RA: Do you agree with the sentiment that the UK is a potential global leader for fighting AMR?
AC: Yes, most definitely. Until 2016, the UK was a world AMR leader. Recently, the country has not maintained this momentum, but has the potential to regain its position as a global AMR leader in the future.
RA: What can the general public do to help and has there been enough awareness raised over AMR?

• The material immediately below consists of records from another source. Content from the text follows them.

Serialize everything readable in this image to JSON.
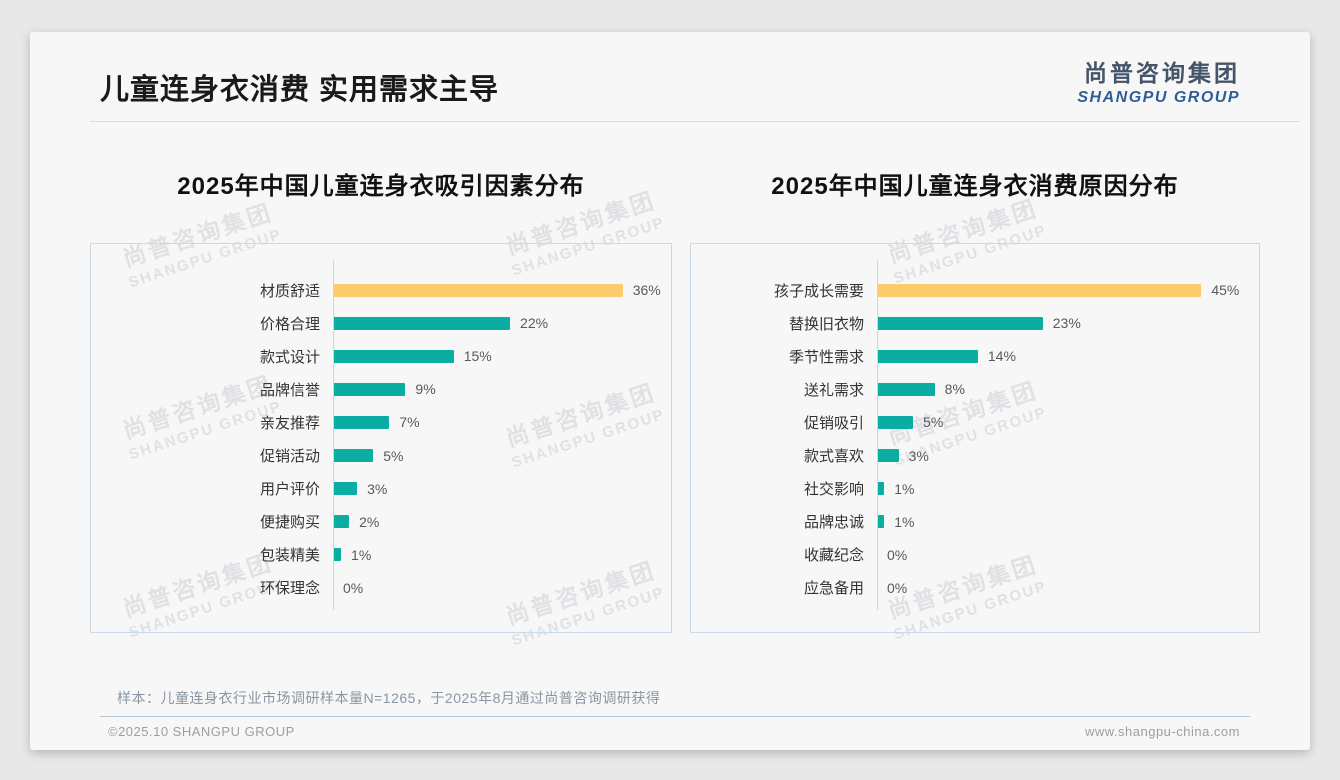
{
  "page": {
    "title": "儿童连身衣消费 实用需求主导",
    "sample_note": "样本：儿童连身衣行业市场调研样本量N=1265，于2025年8月通过尚普咨询调研获得",
    "footer_left": "©2025.10 SHANGPU GROUP",
    "footer_right": "www.shangpu-china.com"
  },
  "logo": {
    "cn": "尚普咨询集团",
    "en": "SHANGPU GROUP"
  },
  "watermark": {
    "line1": "尚普咨询集团",
    "line2": "SHANGPU GROUP"
  },
  "colors": {
    "bar": "#0baca1",
    "highlight_bar": "#facc6b",
    "logo_cn": "#44546a",
    "logo_en": "#2f5d97"
  },
  "chart_data": [
    {
      "type": "bar",
      "orientation": "horizontal",
      "title": "2025年中国儿童连身衣吸引因素分布",
      "categories": [
        "材质舒适",
        "价格合理",
        "款式设计",
        "品牌信誉",
        "亲友推荐",
        "促销活动",
        "用户评价",
        "便捷购买",
        "包装精美",
        "环保理念"
      ],
      "values": [
        36,
        22,
        15,
        9,
        7,
        5,
        3,
        2,
        1,
        0
      ],
      "unit": "%",
      "highlight_index": 0,
      "xlim": [
        0,
        42
      ],
      "grid": false,
      "legend": false
    },
    {
      "type": "bar",
      "orientation": "horizontal",
      "title": "2025年中国儿童连身衣消费原因分布",
      "categories": [
        "孩子成长需要",
        "替换旧衣物",
        "季节性需求",
        "送礼需求",
        "促销吸引",
        "款式喜欢",
        "社交影响",
        "品牌忠诚",
        "收藏纪念",
        "应急备用"
      ],
      "values": [
        45,
        23,
        14,
        8,
        5,
        3,
        1,
        1,
        0,
        0
      ],
      "unit": "%",
      "highlight_index": 0,
      "xlim": [
        0,
        53
      ],
      "grid": false,
      "legend": false
    }
  ]
}
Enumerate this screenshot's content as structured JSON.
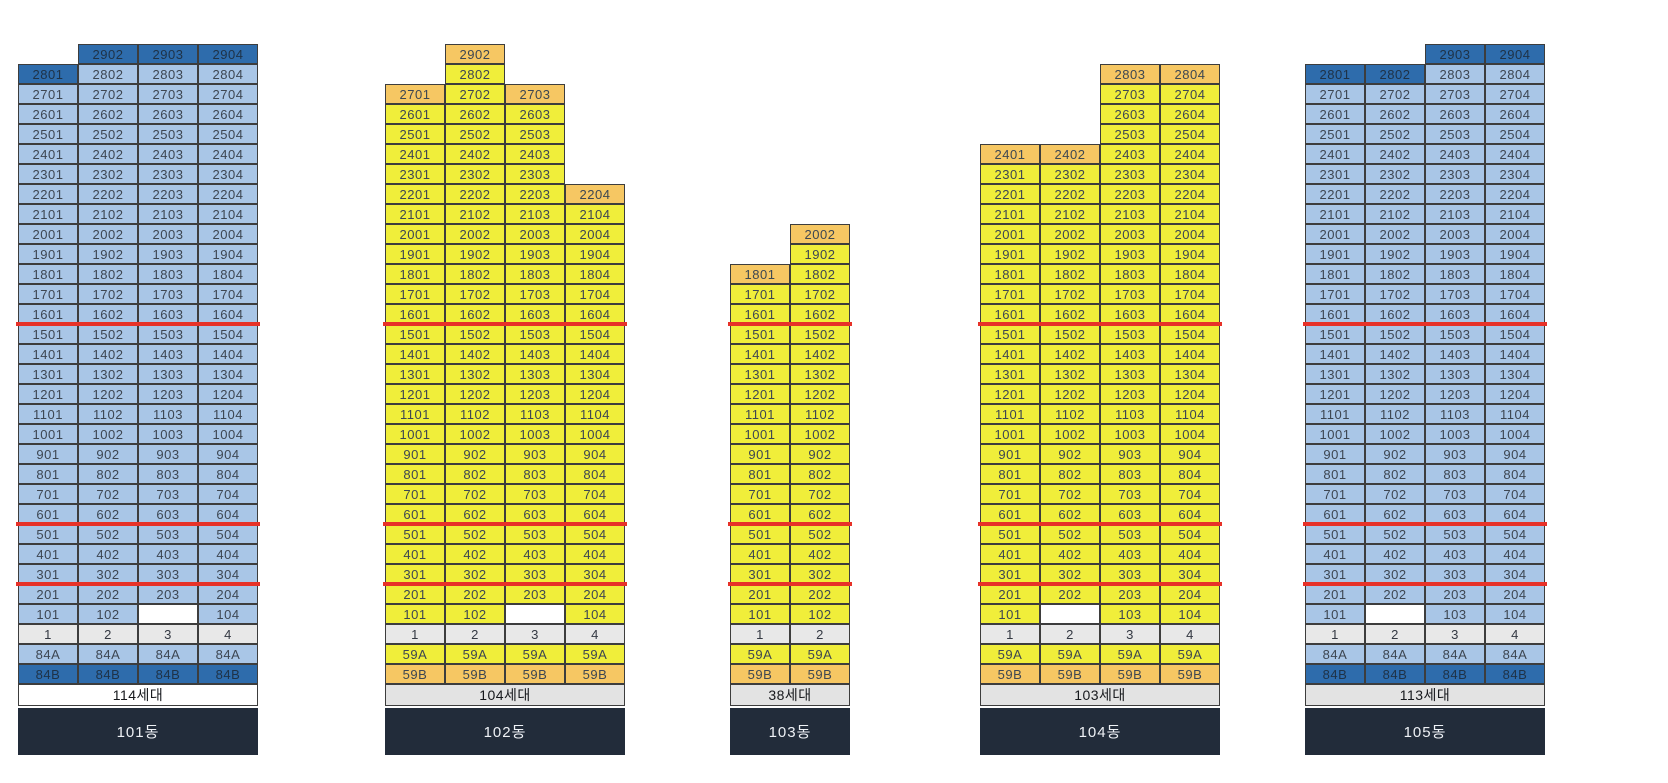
{
  "chart_title": "",
  "themes": {
    "blue": {
      "cell_bg": "#a9c6e7",
      "top_bg": "#2e6cac",
      "cell_text": "#3d4652",
      "top_text": "#1e3247"
    },
    "yellow": {
      "cell_bg": "#f0ee3a",
      "top_bg": "#f6c763",
      "cell_text": "#3d4652",
      "top_text": "#3d4652"
    }
  },
  "colors": {
    "divider_red": "#e73128",
    "cell_border": "#3d3d3d",
    "header_bg": "#e8e8e8",
    "footer_bg": "#222c3a",
    "footer_text": "#eef1f5",
    "blank_cell_bg": "#ffffff"
  },
  "buildings": [
    {
      "name": "101동",
      "households": "114세대",
      "households_bg": "#ffffff",
      "theme": "blue",
      "unit_types": [
        "84A",
        "84B"
      ],
      "red_lines_below_floor": [
        16,
        6,
        3
      ],
      "columns": [
        {
          "num": "1",
          "from": 1,
          "to": 28,
          "missing": []
        },
        {
          "num": "2",
          "from": 1,
          "to": 29,
          "missing": []
        },
        {
          "num": "3",
          "from": 1,
          "to": 29,
          "missing": [
            1
          ]
        },
        {
          "num": "4",
          "from": 1,
          "to": 29,
          "missing": []
        }
      ]
    },
    {
      "name": "102동",
      "households": "104세대",
      "households_bg": "#e3e3e3",
      "theme": "yellow",
      "unit_types": [
        "59A",
        "59B"
      ],
      "red_lines_below_floor": [
        16,
        6,
        3
      ],
      "columns": [
        {
          "num": "1",
          "from": 1,
          "to": 27,
          "missing": []
        },
        {
          "num": "2",
          "from": 1,
          "to": 29,
          "missing": []
        },
        {
          "num": "3",
          "from": 1,
          "to": 27,
          "missing": [
            1
          ]
        },
        {
          "num": "4",
          "from": 1,
          "to": 22,
          "missing": []
        }
      ]
    },
    {
      "name": "103동",
      "households": "38세대",
      "households_bg": "#e3e3e3",
      "theme": "yellow",
      "unit_types": [
        "59A",
        "59B"
      ],
      "red_lines_below_floor": [
        16,
        6,
        3
      ],
      "columns": [
        {
          "num": "1",
          "from": 1,
          "to": 18,
          "missing": []
        },
        {
          "num": "2",
          "from": 1,
          "to": 20,
          "missing": []
        }
      ]
    },
    {
      "name": "104동",
      "households": "103세대",
      "households_bg": "#e3e3e3",
      "theme": "yellow",
      "unit_types": [
        "59A",
        "59B"
      ],
      "red_lines_below_floor": [
        16,
        6,
        3
      ],
      "columns": [
        {
          "num": "1",
          "from": 1,
          "to": 24,
          "missing": []
        },
        {
          "num": "2",
          "from": 1,
          "to": 24,
          "missing": [
            1
          ]
        },
        {
          "num": "3",
          "from": 1,
          "to": 28,
          "missing": []
        },
        {
          "num": "4",
          "from": 1,
          "to": 28,
          "missing": []
        }
      ]
    },
    {
      "name": "105동",
      "households": "113세대",
      "households_bg": "#e3e3e3",
      "theme": "blue",
      "unit_types": [
        "84A",
        "84B"
      ],
      "red_lines_below_floor": [
        16,
        6,
        3
      ],
      "columns": [
        {
          "num": "1",
          "from": 1,
          "to": 28,
          "missing": []
        },
        {
          "num": "2",
          "from": 1,
          "to": 28,
          "missing": [
            1
          ]
        },
        {
          "num": "3",
          "from": 1,
          "to": 29,
          "missing": []
        },
        {
          "num": "4",
          "from": 1,
          "to": 29,
          "missing": []
        }
      ]
    }
  ]
}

AC: AMR in common bacteria needs new antibiotics or new antibiotic combinations to save patients’ lives. They need to be well tolerable, safe and if possible, prevent the emergence of resistance. Of course, other strategies also play their part: Irrational use of medicines is a serious global problem, good infection control, publicity about AMR, more effective vaccines, less use of antibiotics in agriculture, fast diagnostic testing, more professionals working in the AMR field, more investment for clinical trials and a much higher unit price. Establishment of national committee to monitor impact of antibiotic resistance and provide intersectoral co-ordination is required. Joint efforts from patients, prescribers and individuals to international regulators and policy makers are needed to fight against the globally spreading antimicrobial resistance. Investing in these combined strategies will keep mankind ahead of antimicrobial resistance and is crucial in order to preserve a world where simple infections do not routinely kill healthy people.
RA: Do you think universities, SMEs and biopharma groups like Helperby are having to take on the brunt of the work surrounding AMR?
AC: Yes. Big pharmaceutical companies have moved out of the field. For example, Novartis moved away in 2018. This leaves universities, SMEs and biopharma companies such as Helperby Therapeutics and other companies to bear the brunt of the work to, for example bring new antibiotics, new antibiotic combinations and new diagnostic tests to the market.